Não se lê, nos jornais de hoje, quase nenhuma reação diante da ameaça absurda feita ontem por Jair Bolsonaro de que o jornalista Glenn Greenwald pode “pegar uma cana” e que não será expulso porque foi “malando” e (curioso, “malandro” 14 anos atrás) casou-se com um brasileiro, adotando duas crianças.

Isso não é uma questão política, nem mesmo apenas uma questão de liberdade de opinião de um jornalista.

É, de uma parte, o direito do público à informação e, de outra, da obrigação do detentor do mais alto cargo da República de conter-se, pelo que sua palavra representa em meio a um processo investigativo da Policia Federal.

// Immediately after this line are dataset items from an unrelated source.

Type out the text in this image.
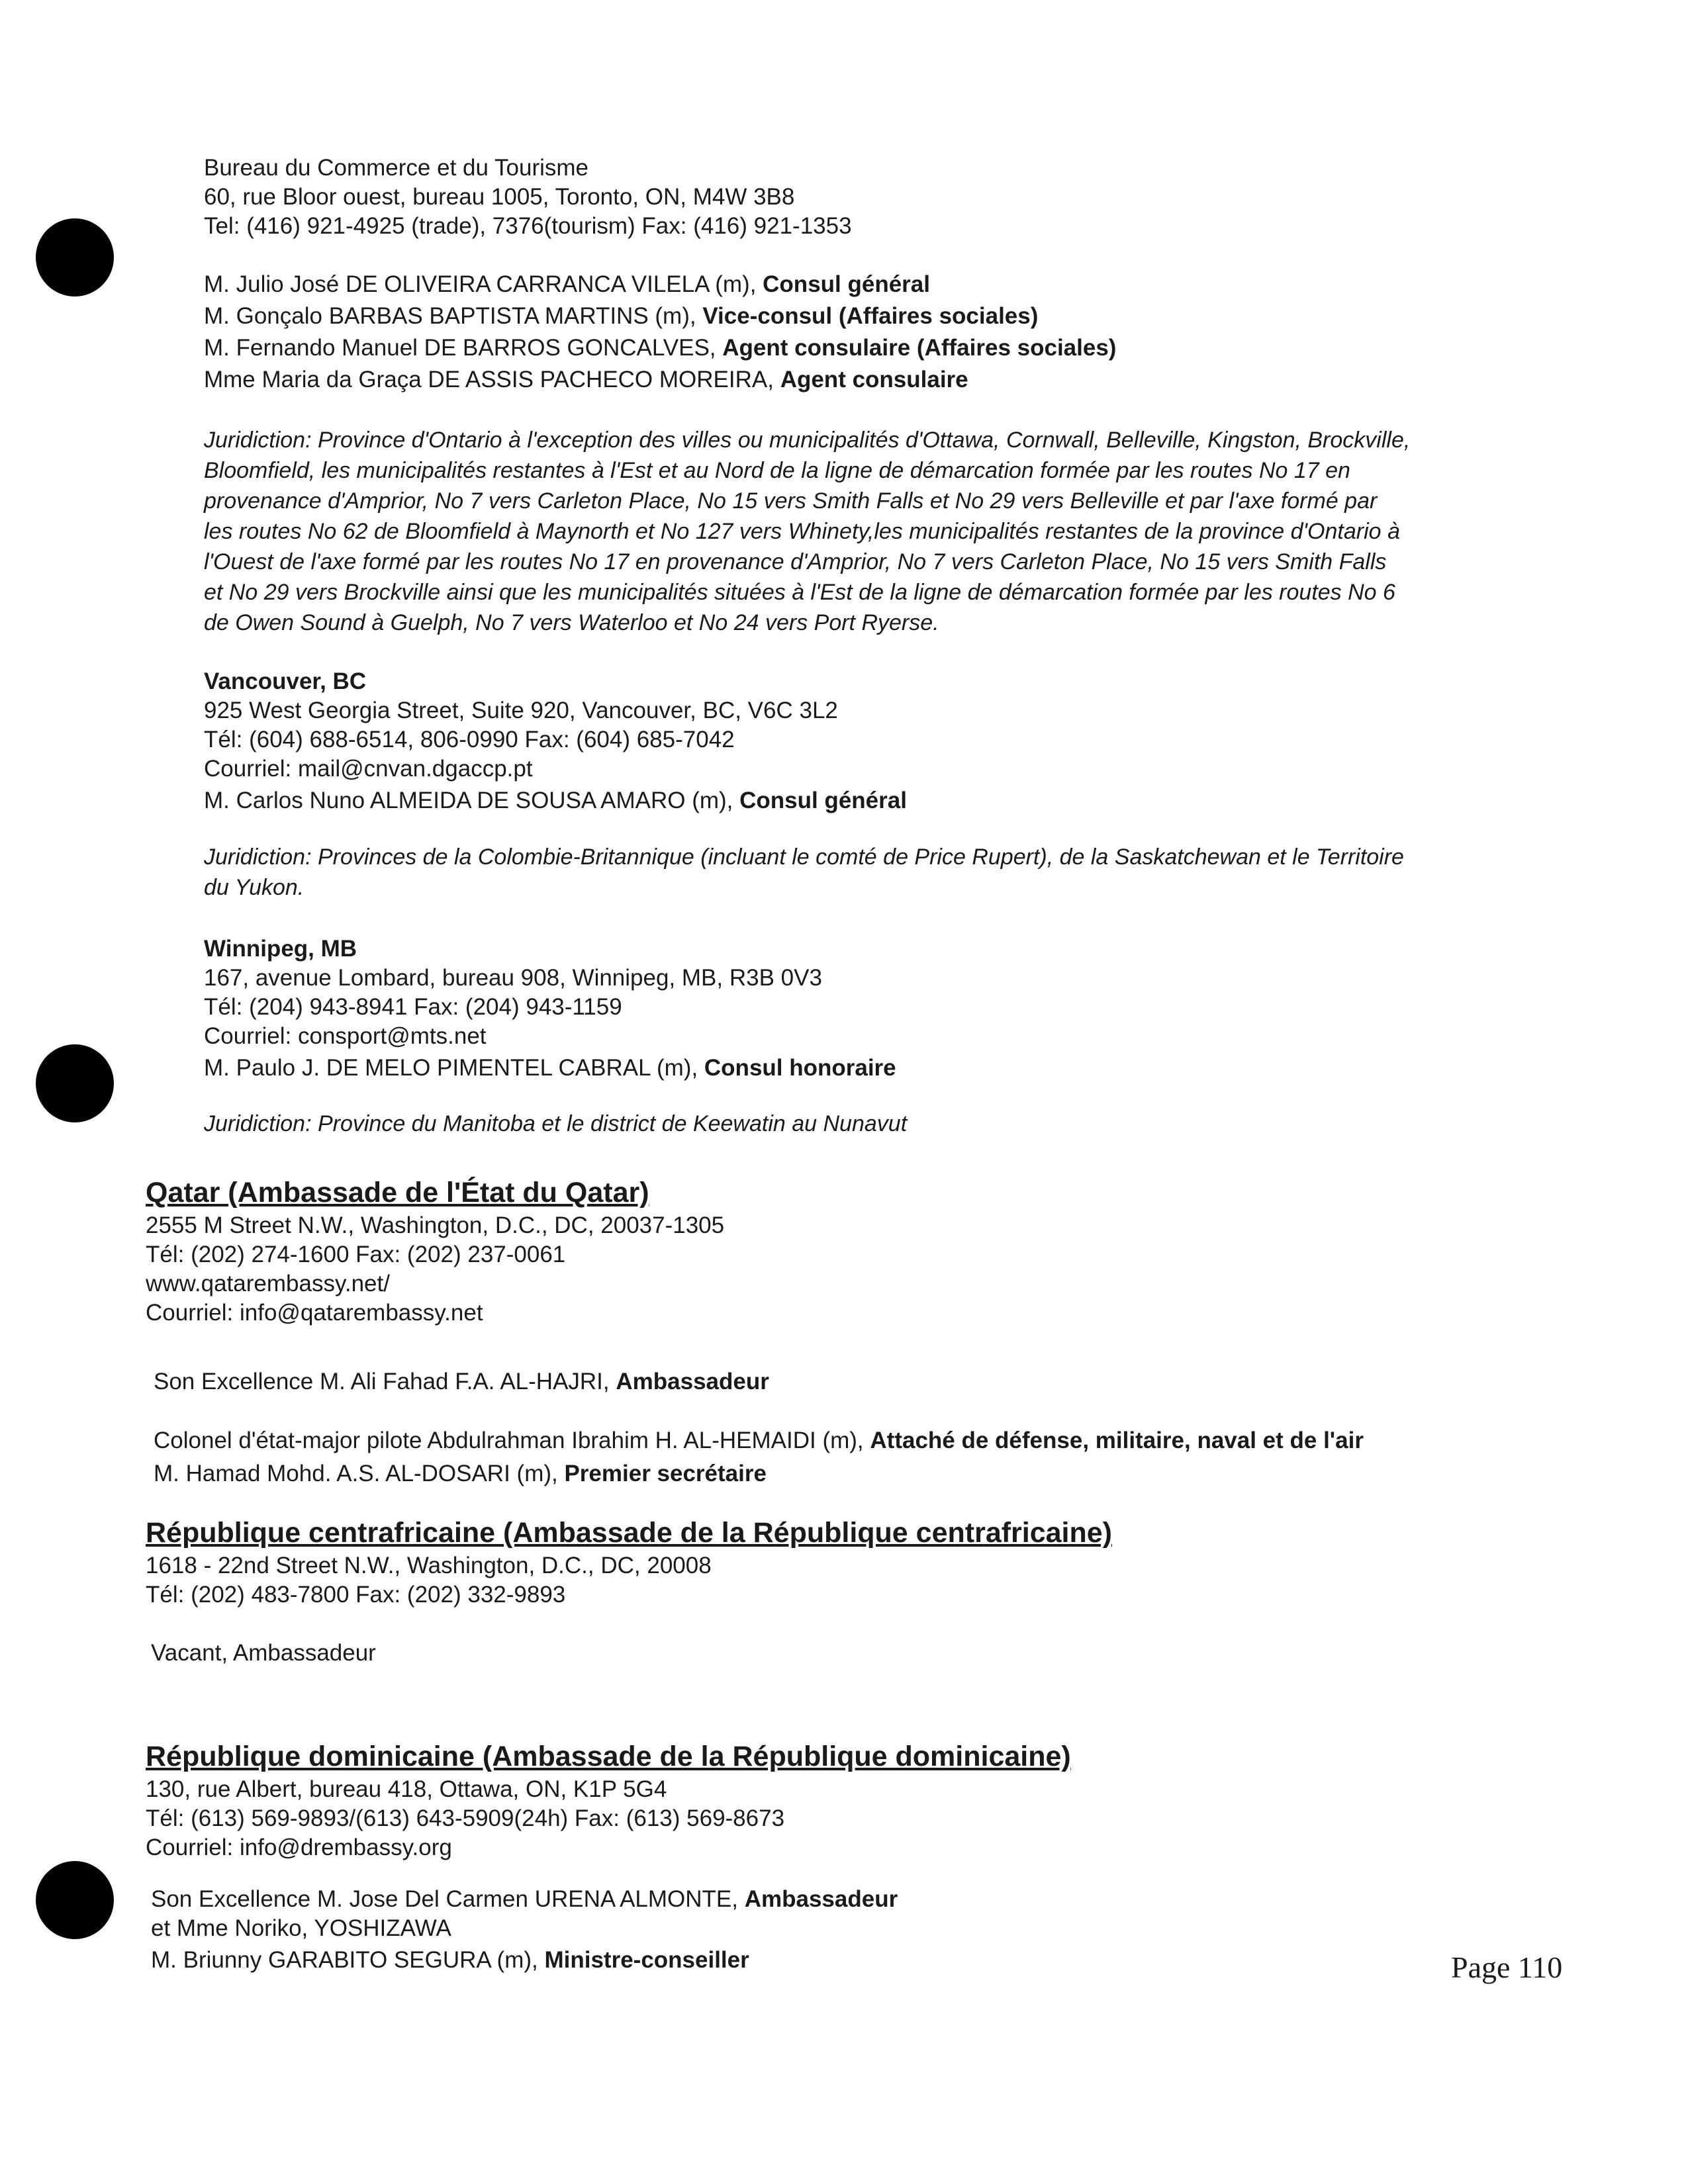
Bureau du Commerce et du Tourisme
60, rue Bloor ouest, bureau 1005, Toronto, ON, M4W 3B8
Tel: (416) 921-4925 (trade), 7376(tourism) Fax: (416) 921-1353
M. Julio José DE OLIVEIRA CARRANCA VILELA (m), Consul général
M. Gonçalo BARBAS BAPTISTA MARTINS (m), Vice-consul (Affaires sociales)
M. Fernando Manuel DE BARROS GONCALVES, Agent consulaire (Affaires sociales)
Mme Maria da Graça DE ASSIS PACHECO MOREIRA, Agent consulaire
Juridiction: Province d'Ontario à l'exception des villes ou municipalités d'Ottawa, Cornwall, Belleville, Kingston, Brockville,
Bloomfield, les municipalités restantes à l'Est et au Nord de la ligne de démarcation formée par les routes No 17 en
provenance d'Amprior, No 7 vers Carleton Place, No 15 vers Smith Falls et No 29 vers Belleville et par l'axe formé par
les routes No 62 de Bloomfield à Maynorth et No 127 vers Whinety,les municipalités restantes de la province d'Ontario à
l'Ouest de l'axe formé par les routes No 17 en provenance d'Amprior, No 7 vers Carleton Place, No 15 vers Smith Falls
et No 29 vers Brockville ainsi que les municipalités situées à l'Est de la ligne de démarcation formée par les routes No 6
de Owen Sound à Guelph, No 7 vers Waterloo et No 24 vers Port Ryerse.
Vancouver, BC
925 West Georgia Street, Suite 920, Vancouver, BC, V6C 3L2
Tél: (604) 688-6514, 806-0990 Fax: (604) 685-7042
Courriel: mail@cnvan.dgaccp.pt
M. Carlos Nuno ALMEIDA DE SOUSA AMARO (m), Consul général
Juridiction: Provinces de la Colombie-Britannique (incluant le comté de Price Rupert), de la Saskatchewan et le Territoire
du Yukon.
Winnipeg, MB
167, avenue Lombard, bureau 908, Winnipeg, MB, R3B 0V3
Tél: (204) 943-8941 Fax: (204) 943-1159
Courriel: consport@mts.net
M. Paulo J. DE MELO PIMENTEL CABRAL (m), Consul honoraire
Juridiction: Province du Manitoba et le district de Keewatin au Nunavut
Qatar (Ambassade de l'État du Qatar)
2555 M Street N.W., Washington, D.C., DC, 20037-1305
Tél: (202) 274-1600 Fax: (202) 237-0061
www.qatarembassy.net/
Courriel: info@qatarembassy.net
Son Excellence M. Ali Fahad F.A. AL-HAJRI, Ambassadeur
Colonel d'état-major pilote Abdulrahman Ibrahim H. AL-HEMAIDI (m), Attaché de défense, militaire, naval et de l'air
M. Hamad Mohd. A.S. AL-DOSARI (m), Premier secrétaire
République centrafricaine (Ambassade de la République centrafricaine)
1618 - 22nd Street N.W., Washington, D.C., DC, 20008
Tél: (202) 483-7800 Fax: (202) 332-9893
Vacant, Ambassadeur
République dominicaine (Ambassade de la République dominicaine)
130, rue Albert, bureau 418, Ottawa, ON, K1P 5G4
Tél: (613) 569-9893/(613) 643-5909(24h) Fax: (613) 569-8673
Courriel: info@drembassy.org
Son Excellence M. Jose Del Carmen URENA ALMONTE, Ambassadeur
et Mme Noriko, YOSHIZAWA
M. Briunny GARABITO SEGURA (m), Ministre-conseiller	Page 110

Pouca coisa houve, entre elas a nota da Associação de Jornalistas Investigativos, a Abraji, e da ABI repudiando a fala presidencial.

É pouco, pouquíssimo.

É verdade que era um sábado, depois do meio-dia, quando as edições estão praticamente fechadas. É verdade que muitos se encontravam, como é normal para a maioria e deveria ser para todos, em suas atividades privadas, com amigos ou família.

Mas, convenhamos, com a Internet, nem é preciso mais o dramático “parem as máquinas”. E sobre estarmos disponíveis, considerar que possamos ser diferentes dos médicos, que não importa onde estejam, devem acorrer aos casos graves?

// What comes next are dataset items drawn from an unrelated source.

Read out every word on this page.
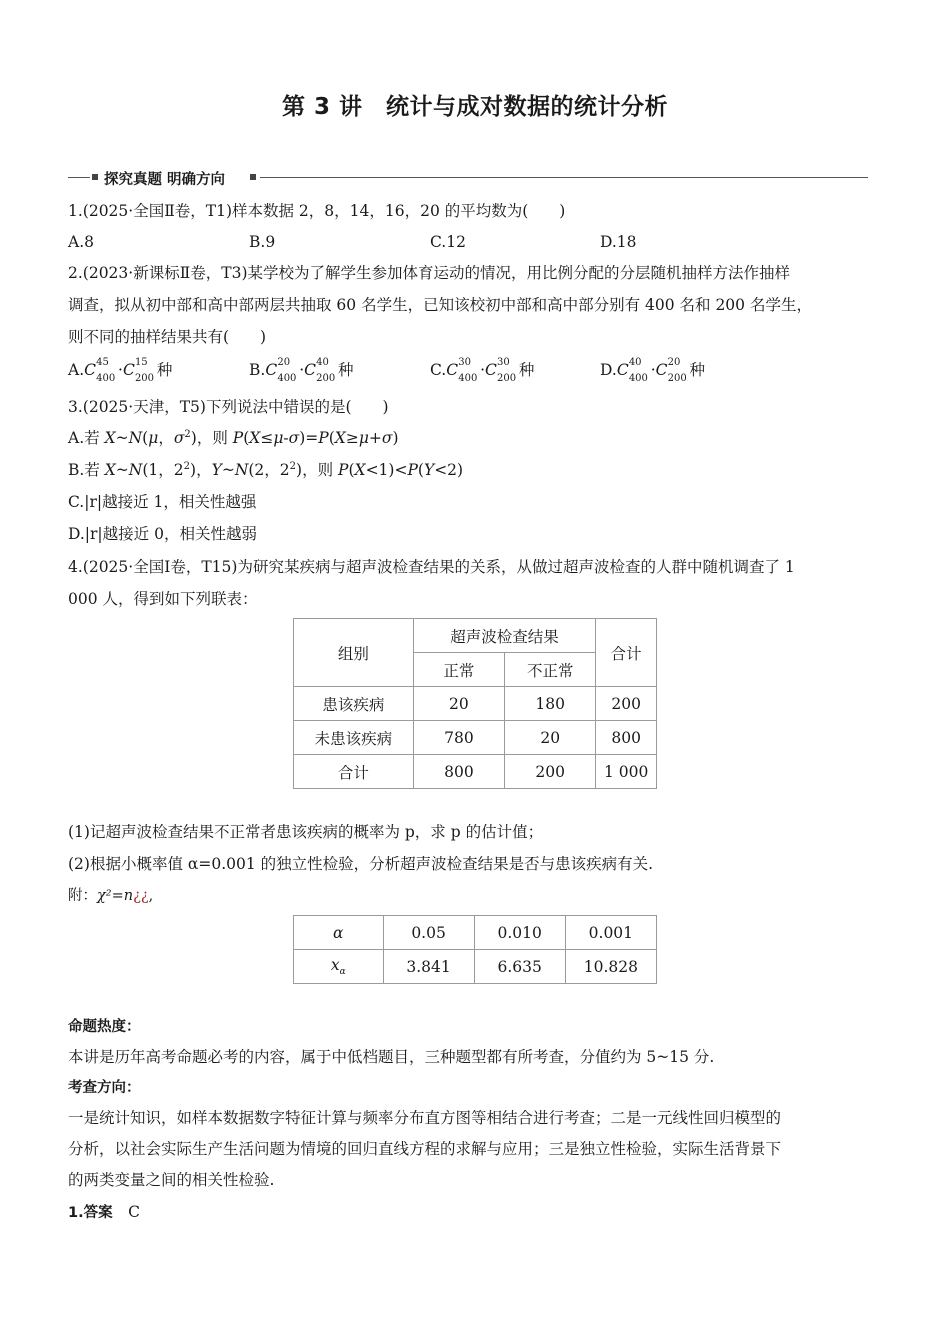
第 3 讲　统计与成对数据的统计分析
探究真题 明确方向
1.(2025·全国Ⅱ卷，T1)样本数据 2，8，14，16，20 的平均数为(　　)
A.8	B.9	C.12	D.18
2.(2023·新课标Ⅱ卷，T3)某学校为了解学生参加体育运动的情况，用比例分配的分层随机抽样方法作抽样
调查，拟从初中部和高中部两层共抽取 60 名学生，已知该校初中部和高中部分别有 400 名和 200 名学生，
则不同的抽样结果共有(　　)
A.C 45
400 ·C 15
200 种	B.C 20
400 ·C 40
200 种	C.C 30
400 ·C 30
200 种	D.C 40
400 ·C 20
200 种
3.(2025·天津，T5)下列说法中错误的是(　　)
A.若 X~N(μ，$\sigma^2$)，则 P(X≤μ-σ)=P(X≥μ+σ)
B.若 X~N(1，$2^2$)，Y~N(2，$2^2$)，则 P(X<1)<P(Y<2)
C.|r|越接近 1，相关性越强
D.|r|越接近 0，相关性越弱
4.(2025·全国Ⅰ卷，T15)为研究某疾病与超声波检查结果的关系，从做过超声波检查的人群中随机调查了 1
000 人，得到如下列联表：
组别	超声波检查结果		合计
	正常	不正常	
患该疾病	20	180	200
未患该疾病	780	20	800
合计	800	200	1 000
(1)记超声波检查结果不正常者患该疾病的概率为 p，求 p 的估计值；
(2)根据小概率值 α=0.001 的独立性检验，分析超声波检查结果是否与患该疾病有关.
附：χ²=n¿¿,
α	0.05	0.010	0.001
$x_\alpha$	3.841	6.635	10.828
命题热度：
本讲是历年高考命题必考的内容，属于中低档题目，三种题型都有所考查，分值约为 5~15 分.
考查方向：
一是统计知识，如样本数据数字特征计算与频率分布直方图等相结合进行考查；二是一元线性回归模型的
分析，以社会实际生产生活问题为情境的回归直线方程的求解与应用；三是独立性检验，实际生活背景下
的两类变量之间的相关性检验.
1.答案　 C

Será que somos tontos suficiente para não perceber que a batalha da informação e do jornalismo, não se trava mais esperando a folha de amanhã?

“Morreu o papa!” era gozação comum nas redações, nos anos 70, quando algum colega ia saindo, a significar : “volta, vem trabalhar que o mundo não parou por sua causa”. Eu estava na redação de O Globo, em 1978, e não me recordo se com Paulo VI ou João Paulo I, a história tornou-se real.

Ontem – e parece que não nos demos conta – aconteceu uma torpeza ( e não apenas uma, pois chamou-se de idiota uma profissional que realizava seu trabalho) contra o exercício do jornalismo e do direito constitucional deste ser feito com a proteção do sigilo de fonte.

Temos um Presidente e um Ministro da Justiça que se posicionam claramente pela prisão de um jornalista por exercer seu ofício, como esperar que meros policiais não se associem a isso, se os chefes são explícitos assim?

O jornalismo brasileiro, tão arrogante, no qual os figurões não hesitam em apontar a outros como “blogueiros sujos”, não pode seguir se omitindo.

Não pode dizer que “foi passar o final de semana fora” e que “segunda-feira entra no assunto”.

Honra e dignidade profissional não são coisas para deixar para o dia seguinte.